В апреле 19... года я отправился на неделю во Флоренцию фотографировать восковые фигуры анатомического музея. Я приехал в воскресенье. Музей был открыт всего на несколько часов по субботам во второй половине дня. Все шесть дней ожидания шел дождь.
У меня было мало денег. В объединении по обслуживанию туристов мне предложили номер на последнем этаже в пансионе на виа Мартири дель Пополо, в самом конце двора, где в кинотеатре показывали фильм с Брюсом Ли. Номер мне нравился, хотя и был скромным; у воды из-под крана был вкус жавелевой, которую я когда-то пробовал; внутри шкафа пахло шкафом; простыни были из-за изношенности мягкими; очень тонкое шерстяное одеяло каштанового цвета напоминало одеяло спальни детского сада. Я платил семь тысяч лир за ночь. Пансионат закрывался в полночь.
От одиночества я начал пристальнее смотреть на все вокруг, разглядывать даже какие-то мелочи. Мой взор натыкался на все подряд, однако моя праздность никому в глаза не бросалась. Я был чрезмерно занят собой. Мысль о Т., который в последний момент дал мне уехать одному, стала мыслью о пристанище, точкой опоры, которой можно было предаться: должен ли я был вызывать страдание?

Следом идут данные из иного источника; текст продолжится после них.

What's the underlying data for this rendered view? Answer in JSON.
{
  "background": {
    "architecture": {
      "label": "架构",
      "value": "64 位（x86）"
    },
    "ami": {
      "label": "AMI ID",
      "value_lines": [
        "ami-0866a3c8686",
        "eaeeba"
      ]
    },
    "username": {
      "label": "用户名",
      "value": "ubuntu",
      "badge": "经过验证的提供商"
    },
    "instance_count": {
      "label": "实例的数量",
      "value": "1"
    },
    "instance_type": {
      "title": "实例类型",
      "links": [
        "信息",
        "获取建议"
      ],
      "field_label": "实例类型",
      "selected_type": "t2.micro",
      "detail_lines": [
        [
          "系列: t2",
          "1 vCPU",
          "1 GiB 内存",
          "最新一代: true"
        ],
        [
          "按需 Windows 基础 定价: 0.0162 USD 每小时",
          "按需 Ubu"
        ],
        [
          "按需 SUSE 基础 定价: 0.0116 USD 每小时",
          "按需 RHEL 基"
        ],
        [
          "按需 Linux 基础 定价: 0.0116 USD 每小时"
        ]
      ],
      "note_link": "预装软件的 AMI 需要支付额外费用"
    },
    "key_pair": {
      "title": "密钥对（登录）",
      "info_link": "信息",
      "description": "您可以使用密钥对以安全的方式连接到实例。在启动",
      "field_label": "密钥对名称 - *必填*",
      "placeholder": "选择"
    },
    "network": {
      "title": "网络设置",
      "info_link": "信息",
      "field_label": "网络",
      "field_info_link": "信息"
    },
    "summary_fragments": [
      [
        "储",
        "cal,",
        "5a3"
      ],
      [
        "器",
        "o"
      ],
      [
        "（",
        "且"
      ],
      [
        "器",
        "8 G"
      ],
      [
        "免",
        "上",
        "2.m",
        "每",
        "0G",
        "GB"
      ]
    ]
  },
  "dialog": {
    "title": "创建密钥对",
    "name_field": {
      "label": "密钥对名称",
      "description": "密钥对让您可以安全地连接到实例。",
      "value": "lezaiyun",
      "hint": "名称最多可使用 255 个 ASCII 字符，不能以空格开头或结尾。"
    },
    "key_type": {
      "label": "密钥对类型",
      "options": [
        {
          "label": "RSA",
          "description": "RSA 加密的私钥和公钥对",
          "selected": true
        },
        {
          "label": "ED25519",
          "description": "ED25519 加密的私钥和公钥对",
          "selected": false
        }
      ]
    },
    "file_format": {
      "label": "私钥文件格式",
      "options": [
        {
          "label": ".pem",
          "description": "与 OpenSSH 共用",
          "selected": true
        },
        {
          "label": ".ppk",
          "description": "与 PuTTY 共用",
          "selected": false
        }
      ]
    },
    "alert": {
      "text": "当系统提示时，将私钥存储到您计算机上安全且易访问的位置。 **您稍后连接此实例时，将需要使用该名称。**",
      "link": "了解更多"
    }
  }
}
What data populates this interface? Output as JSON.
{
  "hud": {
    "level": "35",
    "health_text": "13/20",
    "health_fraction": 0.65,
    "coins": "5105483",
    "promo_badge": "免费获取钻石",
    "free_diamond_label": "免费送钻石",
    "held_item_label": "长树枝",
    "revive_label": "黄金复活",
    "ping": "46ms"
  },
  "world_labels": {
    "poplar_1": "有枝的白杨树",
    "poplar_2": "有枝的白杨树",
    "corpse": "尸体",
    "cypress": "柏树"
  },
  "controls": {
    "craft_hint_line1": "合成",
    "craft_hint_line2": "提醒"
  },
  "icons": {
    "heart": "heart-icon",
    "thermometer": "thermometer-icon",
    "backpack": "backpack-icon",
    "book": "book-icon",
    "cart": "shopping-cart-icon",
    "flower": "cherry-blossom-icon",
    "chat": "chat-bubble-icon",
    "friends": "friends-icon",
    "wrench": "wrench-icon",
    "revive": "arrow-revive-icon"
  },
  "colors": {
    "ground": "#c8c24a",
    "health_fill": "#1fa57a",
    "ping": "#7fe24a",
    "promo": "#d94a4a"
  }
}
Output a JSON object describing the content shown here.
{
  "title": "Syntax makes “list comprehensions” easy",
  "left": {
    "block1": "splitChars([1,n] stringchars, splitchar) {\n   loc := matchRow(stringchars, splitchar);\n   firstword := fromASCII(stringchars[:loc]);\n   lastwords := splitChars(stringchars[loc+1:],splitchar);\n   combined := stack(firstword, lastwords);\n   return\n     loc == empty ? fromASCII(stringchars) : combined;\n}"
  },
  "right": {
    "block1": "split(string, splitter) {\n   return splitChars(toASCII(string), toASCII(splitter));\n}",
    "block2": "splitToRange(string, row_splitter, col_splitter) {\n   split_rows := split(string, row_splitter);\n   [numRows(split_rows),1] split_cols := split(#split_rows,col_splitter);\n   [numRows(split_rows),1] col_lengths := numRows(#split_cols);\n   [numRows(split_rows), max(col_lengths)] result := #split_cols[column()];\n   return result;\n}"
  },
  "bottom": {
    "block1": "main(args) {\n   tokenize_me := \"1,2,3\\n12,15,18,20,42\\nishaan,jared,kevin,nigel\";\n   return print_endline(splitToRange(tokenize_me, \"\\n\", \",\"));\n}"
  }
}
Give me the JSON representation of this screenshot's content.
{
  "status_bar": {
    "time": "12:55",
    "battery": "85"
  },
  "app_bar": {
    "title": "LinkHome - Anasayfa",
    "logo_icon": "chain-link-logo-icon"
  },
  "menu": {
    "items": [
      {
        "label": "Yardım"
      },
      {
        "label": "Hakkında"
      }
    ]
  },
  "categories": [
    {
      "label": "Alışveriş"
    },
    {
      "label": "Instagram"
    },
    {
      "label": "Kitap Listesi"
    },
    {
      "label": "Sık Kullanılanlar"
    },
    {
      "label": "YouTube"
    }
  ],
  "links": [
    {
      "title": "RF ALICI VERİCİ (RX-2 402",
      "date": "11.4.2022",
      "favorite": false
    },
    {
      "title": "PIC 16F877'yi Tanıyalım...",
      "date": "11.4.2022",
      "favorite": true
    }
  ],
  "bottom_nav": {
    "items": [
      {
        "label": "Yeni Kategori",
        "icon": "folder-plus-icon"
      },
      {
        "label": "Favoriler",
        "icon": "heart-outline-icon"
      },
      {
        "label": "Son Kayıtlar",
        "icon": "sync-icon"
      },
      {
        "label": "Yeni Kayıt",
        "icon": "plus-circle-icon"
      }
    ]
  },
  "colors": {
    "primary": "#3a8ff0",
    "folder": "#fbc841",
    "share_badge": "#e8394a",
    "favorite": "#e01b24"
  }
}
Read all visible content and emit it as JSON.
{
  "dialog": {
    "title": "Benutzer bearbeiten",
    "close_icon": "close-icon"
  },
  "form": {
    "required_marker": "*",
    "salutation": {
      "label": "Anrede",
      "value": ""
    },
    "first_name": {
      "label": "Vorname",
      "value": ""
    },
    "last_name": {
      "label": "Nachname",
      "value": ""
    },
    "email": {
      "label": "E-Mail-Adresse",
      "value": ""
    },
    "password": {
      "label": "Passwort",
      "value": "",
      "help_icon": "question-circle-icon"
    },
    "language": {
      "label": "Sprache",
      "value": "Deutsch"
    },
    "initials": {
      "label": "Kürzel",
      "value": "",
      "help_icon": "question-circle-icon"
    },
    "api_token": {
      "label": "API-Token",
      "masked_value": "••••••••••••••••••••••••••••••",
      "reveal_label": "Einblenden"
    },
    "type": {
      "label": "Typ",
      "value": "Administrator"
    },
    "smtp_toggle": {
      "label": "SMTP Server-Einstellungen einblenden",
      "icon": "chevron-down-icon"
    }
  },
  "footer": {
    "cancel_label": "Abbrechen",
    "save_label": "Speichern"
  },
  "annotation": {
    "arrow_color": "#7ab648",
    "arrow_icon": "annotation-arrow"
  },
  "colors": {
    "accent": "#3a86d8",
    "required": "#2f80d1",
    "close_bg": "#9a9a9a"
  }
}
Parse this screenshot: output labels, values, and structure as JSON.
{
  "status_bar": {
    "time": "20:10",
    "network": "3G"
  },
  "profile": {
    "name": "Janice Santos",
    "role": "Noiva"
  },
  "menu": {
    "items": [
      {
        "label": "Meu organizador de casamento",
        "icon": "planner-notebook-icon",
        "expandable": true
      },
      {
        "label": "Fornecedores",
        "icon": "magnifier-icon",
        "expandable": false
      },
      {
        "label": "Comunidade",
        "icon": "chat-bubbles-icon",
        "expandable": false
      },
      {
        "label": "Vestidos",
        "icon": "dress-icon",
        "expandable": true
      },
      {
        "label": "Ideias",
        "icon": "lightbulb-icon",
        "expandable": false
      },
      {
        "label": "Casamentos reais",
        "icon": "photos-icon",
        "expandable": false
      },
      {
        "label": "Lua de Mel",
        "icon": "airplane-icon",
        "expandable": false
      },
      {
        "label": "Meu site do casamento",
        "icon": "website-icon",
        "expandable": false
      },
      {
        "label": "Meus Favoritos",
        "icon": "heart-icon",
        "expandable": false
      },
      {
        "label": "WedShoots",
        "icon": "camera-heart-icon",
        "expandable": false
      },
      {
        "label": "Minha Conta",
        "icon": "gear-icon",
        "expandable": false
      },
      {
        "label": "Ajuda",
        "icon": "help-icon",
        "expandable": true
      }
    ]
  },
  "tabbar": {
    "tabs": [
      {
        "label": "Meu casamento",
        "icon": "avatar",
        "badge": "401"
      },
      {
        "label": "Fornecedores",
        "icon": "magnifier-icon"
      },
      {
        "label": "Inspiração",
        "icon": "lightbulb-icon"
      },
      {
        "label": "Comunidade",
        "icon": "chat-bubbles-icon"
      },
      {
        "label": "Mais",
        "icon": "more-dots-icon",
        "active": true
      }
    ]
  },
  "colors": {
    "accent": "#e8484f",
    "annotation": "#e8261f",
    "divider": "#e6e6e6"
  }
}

Я не ходил ни в один музей. Я смотрел на то, как я шатаюсь по улицам, возвращаюсь в те же места, по которым проходил вместе с ним два года назад. Возвращался в те же кафе и рестораны, хотел зайти в булочную с горячим масляным хлебом на виа деи Черки, но она была закрыта. Я снова делал те же самые фотографии, снимки детских могил, медальонов и мавзолеев большого кладбища, вероятно, с тех же самых точек. Я не возвращался в сады Боболи, где два года тому назад, идя позади, без всякого повода захотел со всей силой ударить его по затылку фотоаппаратом, висевшим у меня на запястье. Это было уже не то гипнотическое паломничество.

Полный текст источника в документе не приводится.